Seit zwei Monaten finden im peruanischen Amazonasgebiet friedliche Proteste und direkte Aktionen von Indígenas statt. Sie richten sich gegen neu erlassene Dekrete unter der sozialdemokratischen Regierung Alan Garcías vorzugehen, welche sie fundamentaler Rechte beraubt und die Ansiedlung von Ölfirmen in ihren Stammesgebieten forciert.
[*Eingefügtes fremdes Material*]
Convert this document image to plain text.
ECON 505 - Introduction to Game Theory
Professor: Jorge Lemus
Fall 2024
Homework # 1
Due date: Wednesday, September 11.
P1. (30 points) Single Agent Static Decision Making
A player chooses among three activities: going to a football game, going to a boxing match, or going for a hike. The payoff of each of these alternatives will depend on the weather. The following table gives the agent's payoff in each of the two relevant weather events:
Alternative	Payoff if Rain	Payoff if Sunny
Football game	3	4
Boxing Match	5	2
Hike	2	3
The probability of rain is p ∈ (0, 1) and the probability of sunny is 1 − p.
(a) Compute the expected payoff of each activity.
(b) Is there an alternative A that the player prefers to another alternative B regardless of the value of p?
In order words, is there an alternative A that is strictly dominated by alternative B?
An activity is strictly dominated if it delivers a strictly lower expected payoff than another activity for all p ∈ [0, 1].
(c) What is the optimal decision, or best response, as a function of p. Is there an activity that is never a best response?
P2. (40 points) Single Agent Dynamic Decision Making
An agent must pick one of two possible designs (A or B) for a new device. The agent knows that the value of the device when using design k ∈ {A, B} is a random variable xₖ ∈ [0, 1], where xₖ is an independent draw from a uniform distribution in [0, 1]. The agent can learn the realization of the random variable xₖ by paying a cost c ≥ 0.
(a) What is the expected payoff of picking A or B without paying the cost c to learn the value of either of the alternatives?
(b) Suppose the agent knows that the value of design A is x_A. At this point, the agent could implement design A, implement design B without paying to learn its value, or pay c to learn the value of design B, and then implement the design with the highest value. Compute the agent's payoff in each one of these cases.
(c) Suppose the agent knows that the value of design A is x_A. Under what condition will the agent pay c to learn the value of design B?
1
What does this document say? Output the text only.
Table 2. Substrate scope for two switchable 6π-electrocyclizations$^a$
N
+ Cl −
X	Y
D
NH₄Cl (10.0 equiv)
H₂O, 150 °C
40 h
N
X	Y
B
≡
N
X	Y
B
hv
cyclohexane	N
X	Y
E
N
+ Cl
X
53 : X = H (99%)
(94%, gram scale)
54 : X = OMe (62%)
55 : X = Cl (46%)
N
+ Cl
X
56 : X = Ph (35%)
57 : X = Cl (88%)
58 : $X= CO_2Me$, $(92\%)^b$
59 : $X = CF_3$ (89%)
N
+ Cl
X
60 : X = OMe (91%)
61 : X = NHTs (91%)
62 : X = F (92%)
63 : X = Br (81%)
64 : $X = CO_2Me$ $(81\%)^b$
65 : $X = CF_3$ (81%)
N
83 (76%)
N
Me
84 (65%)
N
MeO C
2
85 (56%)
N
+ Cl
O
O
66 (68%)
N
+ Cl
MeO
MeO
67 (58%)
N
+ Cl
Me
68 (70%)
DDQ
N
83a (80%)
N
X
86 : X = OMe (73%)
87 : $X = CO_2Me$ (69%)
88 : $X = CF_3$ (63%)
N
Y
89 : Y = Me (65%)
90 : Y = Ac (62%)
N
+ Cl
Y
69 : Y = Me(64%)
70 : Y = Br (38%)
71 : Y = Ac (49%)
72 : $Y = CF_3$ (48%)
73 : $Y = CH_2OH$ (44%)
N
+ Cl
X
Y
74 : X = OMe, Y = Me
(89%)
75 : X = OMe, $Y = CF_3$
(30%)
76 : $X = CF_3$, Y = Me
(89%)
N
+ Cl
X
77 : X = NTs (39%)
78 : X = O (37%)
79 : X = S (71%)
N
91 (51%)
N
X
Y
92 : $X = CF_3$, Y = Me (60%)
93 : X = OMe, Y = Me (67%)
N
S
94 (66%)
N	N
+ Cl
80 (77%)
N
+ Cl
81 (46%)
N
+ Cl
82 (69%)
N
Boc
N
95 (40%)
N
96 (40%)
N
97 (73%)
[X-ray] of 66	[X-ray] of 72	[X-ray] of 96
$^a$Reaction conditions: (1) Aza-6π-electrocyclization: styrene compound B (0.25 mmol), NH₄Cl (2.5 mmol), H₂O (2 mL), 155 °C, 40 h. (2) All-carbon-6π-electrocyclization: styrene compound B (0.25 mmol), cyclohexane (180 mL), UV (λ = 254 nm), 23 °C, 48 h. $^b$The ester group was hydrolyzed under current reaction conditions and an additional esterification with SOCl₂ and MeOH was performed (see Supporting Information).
Nur einen Monat später hatte die peruanische Regierung einen zwei Monate anhaltenen Notstand für mehrere Provinzen im Amazonasgebiet ausgerufen. Militär-und Sondereinheiten der Polizei wurden in die betroffenen Regionen entsendet, um die friedlichen Proteste gewaltsam zu unterdrücken und die Interessen der überwiegend großen Unternehmen aus dem Ausland zu schützen.
Am 5. Juni kamen bei der gewaltsamen Räumung einer Straßenblockade von mehr als 5.000 Indíginas in Bagua (Nordperu) durch die Polizei möglicherweise bis zu 40 Menschen ums Leben.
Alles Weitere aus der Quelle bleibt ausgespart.